Mark Methenitis is an attorney in Dallas Texas. Mark received his Juris Doctorate and his Master of Business Administration from Texas Tech University and his Bachelor of Arts from The University of Texas.

One Response to Virginia Tech Massacre: The Game – What can be done?

  1. graham says:

    Some more sound analysis. Thanks again for having a look at the legal side of the argument.

    Your last point is particularly interesting to me though – that of regulation. Here in the UK we have the BBFC (British Board of Film Classification – yes they class games too) and PEGI (Pan-European Game Information, the successor to ELSPA) who both regulate gaming classification, but not the content.

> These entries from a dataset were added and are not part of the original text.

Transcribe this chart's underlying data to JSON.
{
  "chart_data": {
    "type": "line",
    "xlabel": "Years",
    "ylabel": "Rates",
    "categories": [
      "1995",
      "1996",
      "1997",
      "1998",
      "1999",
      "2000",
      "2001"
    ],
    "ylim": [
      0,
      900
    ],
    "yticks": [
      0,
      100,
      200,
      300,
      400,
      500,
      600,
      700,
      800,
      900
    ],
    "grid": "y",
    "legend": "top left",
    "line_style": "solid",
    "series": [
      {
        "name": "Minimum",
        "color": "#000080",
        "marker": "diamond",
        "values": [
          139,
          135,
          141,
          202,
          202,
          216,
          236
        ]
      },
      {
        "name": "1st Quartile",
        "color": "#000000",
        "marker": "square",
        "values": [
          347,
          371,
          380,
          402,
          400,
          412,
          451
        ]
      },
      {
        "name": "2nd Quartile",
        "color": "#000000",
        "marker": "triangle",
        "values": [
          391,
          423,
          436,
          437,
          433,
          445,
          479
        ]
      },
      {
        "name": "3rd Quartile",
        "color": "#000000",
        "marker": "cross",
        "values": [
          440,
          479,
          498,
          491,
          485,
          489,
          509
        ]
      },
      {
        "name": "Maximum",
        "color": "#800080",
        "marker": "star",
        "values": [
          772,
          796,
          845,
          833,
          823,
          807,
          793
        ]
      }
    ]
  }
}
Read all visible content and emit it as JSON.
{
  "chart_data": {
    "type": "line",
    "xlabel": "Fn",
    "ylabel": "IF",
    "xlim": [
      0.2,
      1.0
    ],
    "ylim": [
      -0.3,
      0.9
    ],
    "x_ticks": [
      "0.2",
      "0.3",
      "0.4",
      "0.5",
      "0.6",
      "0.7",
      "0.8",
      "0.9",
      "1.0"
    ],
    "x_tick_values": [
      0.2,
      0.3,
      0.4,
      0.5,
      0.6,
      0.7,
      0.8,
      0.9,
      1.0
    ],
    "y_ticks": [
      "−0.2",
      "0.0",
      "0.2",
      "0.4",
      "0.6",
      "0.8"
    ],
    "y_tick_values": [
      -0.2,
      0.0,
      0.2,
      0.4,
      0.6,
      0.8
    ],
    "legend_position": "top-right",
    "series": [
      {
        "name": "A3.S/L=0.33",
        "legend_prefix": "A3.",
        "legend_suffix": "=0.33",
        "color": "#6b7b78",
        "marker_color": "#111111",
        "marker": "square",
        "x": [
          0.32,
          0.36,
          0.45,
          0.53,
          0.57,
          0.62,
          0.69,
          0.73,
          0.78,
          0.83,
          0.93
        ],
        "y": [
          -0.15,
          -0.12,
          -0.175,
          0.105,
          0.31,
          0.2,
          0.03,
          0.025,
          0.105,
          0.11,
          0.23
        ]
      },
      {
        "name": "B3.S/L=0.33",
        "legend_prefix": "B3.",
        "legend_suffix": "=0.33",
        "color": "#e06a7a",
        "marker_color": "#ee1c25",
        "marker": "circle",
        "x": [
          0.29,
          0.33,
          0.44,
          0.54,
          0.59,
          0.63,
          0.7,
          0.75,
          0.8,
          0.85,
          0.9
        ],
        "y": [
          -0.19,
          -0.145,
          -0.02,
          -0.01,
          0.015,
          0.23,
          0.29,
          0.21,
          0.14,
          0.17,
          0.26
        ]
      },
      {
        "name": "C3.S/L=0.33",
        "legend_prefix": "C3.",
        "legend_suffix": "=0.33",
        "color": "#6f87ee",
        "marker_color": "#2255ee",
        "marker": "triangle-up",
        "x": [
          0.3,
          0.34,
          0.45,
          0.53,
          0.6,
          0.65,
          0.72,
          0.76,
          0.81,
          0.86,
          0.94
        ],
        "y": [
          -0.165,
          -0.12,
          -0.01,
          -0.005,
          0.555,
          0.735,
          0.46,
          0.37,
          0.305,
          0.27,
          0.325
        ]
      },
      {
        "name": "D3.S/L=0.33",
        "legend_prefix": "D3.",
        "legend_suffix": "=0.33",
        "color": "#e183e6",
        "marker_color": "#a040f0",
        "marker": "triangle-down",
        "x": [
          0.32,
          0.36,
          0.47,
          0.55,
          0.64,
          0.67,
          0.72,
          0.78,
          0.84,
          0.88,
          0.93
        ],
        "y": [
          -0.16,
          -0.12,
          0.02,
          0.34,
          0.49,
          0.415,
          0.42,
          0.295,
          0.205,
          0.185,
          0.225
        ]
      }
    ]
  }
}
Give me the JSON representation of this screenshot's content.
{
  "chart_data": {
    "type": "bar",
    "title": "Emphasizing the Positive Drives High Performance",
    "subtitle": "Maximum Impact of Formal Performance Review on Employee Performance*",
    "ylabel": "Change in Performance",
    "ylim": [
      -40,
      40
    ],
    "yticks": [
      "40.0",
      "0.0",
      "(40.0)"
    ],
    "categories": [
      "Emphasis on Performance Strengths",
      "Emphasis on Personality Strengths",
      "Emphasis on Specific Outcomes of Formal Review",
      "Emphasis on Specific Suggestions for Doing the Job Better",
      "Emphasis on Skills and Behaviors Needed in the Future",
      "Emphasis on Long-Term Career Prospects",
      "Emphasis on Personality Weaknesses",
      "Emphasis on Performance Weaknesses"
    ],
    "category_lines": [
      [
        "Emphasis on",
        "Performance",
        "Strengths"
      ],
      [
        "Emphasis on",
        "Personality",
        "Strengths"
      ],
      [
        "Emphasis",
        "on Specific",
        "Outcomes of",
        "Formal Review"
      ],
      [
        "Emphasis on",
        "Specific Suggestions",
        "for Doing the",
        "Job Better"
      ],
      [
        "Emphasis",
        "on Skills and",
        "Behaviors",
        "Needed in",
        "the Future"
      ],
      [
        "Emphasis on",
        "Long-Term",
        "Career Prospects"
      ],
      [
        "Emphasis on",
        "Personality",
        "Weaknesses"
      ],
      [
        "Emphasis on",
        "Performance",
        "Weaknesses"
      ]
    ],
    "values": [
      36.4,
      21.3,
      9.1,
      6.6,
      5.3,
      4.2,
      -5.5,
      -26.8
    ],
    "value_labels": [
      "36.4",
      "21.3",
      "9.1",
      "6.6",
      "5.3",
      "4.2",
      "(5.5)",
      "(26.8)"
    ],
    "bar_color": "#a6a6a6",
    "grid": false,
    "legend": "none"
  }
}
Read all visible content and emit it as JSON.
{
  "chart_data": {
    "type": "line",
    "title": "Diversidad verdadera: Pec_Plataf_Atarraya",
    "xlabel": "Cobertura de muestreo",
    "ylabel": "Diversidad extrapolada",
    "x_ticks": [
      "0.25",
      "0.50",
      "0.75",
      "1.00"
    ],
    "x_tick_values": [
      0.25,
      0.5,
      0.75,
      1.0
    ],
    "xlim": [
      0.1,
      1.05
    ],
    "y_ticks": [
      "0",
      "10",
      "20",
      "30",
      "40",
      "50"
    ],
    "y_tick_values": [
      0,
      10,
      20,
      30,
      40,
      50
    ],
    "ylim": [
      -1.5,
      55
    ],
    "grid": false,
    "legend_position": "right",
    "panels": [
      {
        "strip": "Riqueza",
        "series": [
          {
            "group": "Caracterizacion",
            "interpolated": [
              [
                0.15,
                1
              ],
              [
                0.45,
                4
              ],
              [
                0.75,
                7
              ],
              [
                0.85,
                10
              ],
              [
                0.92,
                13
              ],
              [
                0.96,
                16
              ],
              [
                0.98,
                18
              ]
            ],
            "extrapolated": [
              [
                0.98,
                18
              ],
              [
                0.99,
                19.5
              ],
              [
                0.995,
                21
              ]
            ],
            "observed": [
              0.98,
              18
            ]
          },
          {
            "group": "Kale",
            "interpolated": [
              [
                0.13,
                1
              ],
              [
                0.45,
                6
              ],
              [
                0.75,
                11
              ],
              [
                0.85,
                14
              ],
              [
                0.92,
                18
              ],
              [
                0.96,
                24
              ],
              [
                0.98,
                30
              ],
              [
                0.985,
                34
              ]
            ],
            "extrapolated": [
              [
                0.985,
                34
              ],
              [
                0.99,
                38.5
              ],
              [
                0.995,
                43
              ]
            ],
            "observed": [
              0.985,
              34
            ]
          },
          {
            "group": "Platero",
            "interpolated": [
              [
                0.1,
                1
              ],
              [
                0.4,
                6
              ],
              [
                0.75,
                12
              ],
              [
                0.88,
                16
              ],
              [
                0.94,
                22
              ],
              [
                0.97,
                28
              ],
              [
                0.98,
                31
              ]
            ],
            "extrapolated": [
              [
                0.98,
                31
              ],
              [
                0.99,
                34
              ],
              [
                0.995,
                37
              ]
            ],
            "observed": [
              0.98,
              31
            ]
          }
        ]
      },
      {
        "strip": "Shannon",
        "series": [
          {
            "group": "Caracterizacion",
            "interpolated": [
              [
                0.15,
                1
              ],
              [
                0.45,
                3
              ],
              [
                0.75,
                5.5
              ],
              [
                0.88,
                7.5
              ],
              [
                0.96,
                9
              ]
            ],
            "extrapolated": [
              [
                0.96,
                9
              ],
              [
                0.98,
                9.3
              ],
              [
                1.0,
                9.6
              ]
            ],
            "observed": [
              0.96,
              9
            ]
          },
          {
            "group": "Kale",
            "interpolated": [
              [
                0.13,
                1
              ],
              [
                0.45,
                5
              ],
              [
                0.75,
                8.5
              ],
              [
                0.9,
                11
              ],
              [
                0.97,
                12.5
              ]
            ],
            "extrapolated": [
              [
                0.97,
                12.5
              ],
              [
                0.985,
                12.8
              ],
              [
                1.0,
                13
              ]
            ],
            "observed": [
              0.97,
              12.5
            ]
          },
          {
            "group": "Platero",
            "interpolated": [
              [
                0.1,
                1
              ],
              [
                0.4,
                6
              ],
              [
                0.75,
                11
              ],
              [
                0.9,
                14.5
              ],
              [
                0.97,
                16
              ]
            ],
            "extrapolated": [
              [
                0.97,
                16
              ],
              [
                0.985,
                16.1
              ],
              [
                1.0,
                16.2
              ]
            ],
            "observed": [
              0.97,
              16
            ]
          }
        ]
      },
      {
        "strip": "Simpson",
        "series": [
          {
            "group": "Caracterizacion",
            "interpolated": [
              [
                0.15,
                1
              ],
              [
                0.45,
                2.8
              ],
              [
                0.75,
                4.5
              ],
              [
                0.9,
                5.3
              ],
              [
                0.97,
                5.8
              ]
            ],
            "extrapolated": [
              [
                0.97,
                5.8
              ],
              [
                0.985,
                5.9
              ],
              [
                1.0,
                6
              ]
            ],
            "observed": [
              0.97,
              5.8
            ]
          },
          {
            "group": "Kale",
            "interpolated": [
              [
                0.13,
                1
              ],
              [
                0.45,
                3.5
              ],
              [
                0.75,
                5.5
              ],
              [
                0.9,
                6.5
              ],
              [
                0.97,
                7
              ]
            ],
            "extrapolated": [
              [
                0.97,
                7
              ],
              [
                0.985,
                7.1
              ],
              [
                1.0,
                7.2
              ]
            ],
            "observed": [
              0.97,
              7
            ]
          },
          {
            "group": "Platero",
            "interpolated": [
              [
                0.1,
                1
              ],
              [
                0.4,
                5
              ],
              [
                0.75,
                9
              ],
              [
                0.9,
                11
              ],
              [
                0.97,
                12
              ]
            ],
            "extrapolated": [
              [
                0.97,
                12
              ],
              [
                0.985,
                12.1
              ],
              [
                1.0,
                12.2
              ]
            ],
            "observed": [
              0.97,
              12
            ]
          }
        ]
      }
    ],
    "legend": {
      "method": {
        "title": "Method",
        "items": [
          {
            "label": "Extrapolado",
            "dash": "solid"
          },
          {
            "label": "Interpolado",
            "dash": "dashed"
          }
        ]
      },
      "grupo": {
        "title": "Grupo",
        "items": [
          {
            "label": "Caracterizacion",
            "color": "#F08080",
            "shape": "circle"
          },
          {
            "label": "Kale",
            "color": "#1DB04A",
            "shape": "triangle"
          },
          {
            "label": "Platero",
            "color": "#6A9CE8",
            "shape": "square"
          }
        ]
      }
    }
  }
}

    However (and this is just a for example), Germany has a law against blood being shown in a realistic manner in video games. Usually it comes out green to indicate something other than humans are being killed (aliens, robots, whatever), but it’s fairly damaging to the ever more realistic bent games are taking.

    Another example: Greece currently has a ban on all forms of electronic entertainment.

    These are both forms of regulating content that we do not suffer from. Yes, the BBFC and PEGI can refuse to classify a game – rendering it effectively banned as it is illegal to sell media of that sort without a rating. But those games typically fall under the points of law you mention elsewhere in your post (or at least the European equivalents of) and should never have been made in a decent society anyway.

    Here in the UK (and I imagine this applies to most of the developers in the US and the rest of the world too) we do not have a ban on certain themes or events, other than basic decency. I can’t imagine a game depicting the final moments of Princess Diana’s life as a ‘thrilling car chase simulator’ proving too popular!

    My point, which I have very slowly worked my way to, is that the only regulation required for our beloved media and pastime is that of our own morality. I’m all for providing ratings (more like guidelines than actual laws) and shielding our young and impressionables from things they do not yet have the mental faculties to interpret as make-believe. But I’m also for (what Americans call) Freedom of Speech and Freedom of Expression (not having a constitution here in the UK, we don’t actually have a label for these things!).

    I’ll come down off my soapbox now, but thanks again for the commentary.